In his first major encyclical titled “Magnifica Humanitas” (“Magnificent Humanity”), released on May 25, the pontiff called for strict global oversight of AI development and warned against allowing powerful technology companies to dominate the future of humanity without accountability.
The document marks the first major policy-style statement of Pope Leo’s papacy and places artificial intelligence at the center of the Catholic Church’s global moral concerns.
The pope stopped short of demanding a total ban on AI, but strongly argued that governments and international institutions must regulate the technology before it grows beyond human control.
He criticized what he described as a growing concentration of technological power in private corporations that now influence politics, communication, labor, and even warfare.

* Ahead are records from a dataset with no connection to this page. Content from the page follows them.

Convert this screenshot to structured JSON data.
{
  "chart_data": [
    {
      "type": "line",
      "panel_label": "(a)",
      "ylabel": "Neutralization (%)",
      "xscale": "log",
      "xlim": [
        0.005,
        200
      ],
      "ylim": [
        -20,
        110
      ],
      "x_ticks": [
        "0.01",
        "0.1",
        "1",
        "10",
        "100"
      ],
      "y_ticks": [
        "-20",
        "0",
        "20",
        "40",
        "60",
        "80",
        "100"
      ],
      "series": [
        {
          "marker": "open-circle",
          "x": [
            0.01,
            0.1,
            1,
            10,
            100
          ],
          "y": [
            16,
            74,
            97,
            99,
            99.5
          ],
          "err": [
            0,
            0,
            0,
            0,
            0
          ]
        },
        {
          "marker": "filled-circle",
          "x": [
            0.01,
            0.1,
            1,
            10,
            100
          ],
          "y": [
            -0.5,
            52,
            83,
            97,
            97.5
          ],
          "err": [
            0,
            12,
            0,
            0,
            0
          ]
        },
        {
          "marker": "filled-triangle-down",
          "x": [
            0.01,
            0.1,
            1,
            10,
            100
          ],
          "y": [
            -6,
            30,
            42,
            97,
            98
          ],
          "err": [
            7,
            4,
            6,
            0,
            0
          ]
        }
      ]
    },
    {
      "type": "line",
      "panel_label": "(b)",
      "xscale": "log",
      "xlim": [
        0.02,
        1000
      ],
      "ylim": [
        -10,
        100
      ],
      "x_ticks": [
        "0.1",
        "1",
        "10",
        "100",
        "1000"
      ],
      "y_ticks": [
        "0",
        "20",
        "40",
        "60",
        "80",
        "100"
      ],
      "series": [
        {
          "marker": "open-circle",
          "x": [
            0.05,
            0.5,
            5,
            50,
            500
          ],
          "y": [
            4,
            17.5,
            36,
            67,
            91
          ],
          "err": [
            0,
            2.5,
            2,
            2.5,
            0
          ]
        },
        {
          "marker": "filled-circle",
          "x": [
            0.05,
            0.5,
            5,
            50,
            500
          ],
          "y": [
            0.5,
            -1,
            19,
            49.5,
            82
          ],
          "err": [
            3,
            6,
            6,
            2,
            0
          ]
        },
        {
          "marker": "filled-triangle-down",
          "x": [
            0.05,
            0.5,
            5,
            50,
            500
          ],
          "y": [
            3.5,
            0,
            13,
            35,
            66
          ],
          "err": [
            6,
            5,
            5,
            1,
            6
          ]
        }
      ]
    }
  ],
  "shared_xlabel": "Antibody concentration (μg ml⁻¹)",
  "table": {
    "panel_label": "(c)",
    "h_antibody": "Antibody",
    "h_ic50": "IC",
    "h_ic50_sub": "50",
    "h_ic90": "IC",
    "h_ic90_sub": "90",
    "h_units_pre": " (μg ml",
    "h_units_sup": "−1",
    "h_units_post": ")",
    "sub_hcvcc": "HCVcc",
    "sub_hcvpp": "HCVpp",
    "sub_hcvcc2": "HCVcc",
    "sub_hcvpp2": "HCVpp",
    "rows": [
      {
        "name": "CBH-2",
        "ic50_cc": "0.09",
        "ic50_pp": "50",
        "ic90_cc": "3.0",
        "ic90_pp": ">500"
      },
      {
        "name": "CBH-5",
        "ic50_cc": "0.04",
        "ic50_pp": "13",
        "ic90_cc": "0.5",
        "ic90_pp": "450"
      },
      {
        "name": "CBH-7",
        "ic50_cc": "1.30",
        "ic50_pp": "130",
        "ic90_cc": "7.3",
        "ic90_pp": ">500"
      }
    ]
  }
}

The Vatican document warned that AI systems are increasingly capable of manipulating information, simulating human emotions, and replacing human decision-making in sensitive areas of life.
Pope Leo also expressed fears about the military use of AI, saying automation in warfare could push humanity into what he described as a “spiral of annihilation” or even “unending war.”
Over recent months, the pope has repeatedly spoken against excessive dependence on AI-generated communication and digital systems.
Earlier this year, he warned that artificial intelligence could interfere with “human relationships” by imitating human faces, voices, and emotions too closely. He also argued that technology should never replace human creativity and thinking.
In another message issued for the World Day of Social Communications, Pope Leo urged governments, educators, and families to protect young people from digital manipulation and online misinformation linked to AI technologies.
The pope has even discouraged Catholic clergy from relying on AI tools to prepare sermons, arguing that faith and spiritual connection cannot be replaced by algorithms.
The Vatican’s growing focus on AI comes as governments around the world struggle to respond to fast-moving advances in generative artificial intelligence led by companies such as OpenAI, Google DeepMind, Meta, and Anthropic.
Despite his criticism, Pope Leo has not rejected technology entirely. Vatican officials say the Church supports innovation but wants AI systems to remain centered on human dignity, ethics, and public accountability rather than profit or political power alone.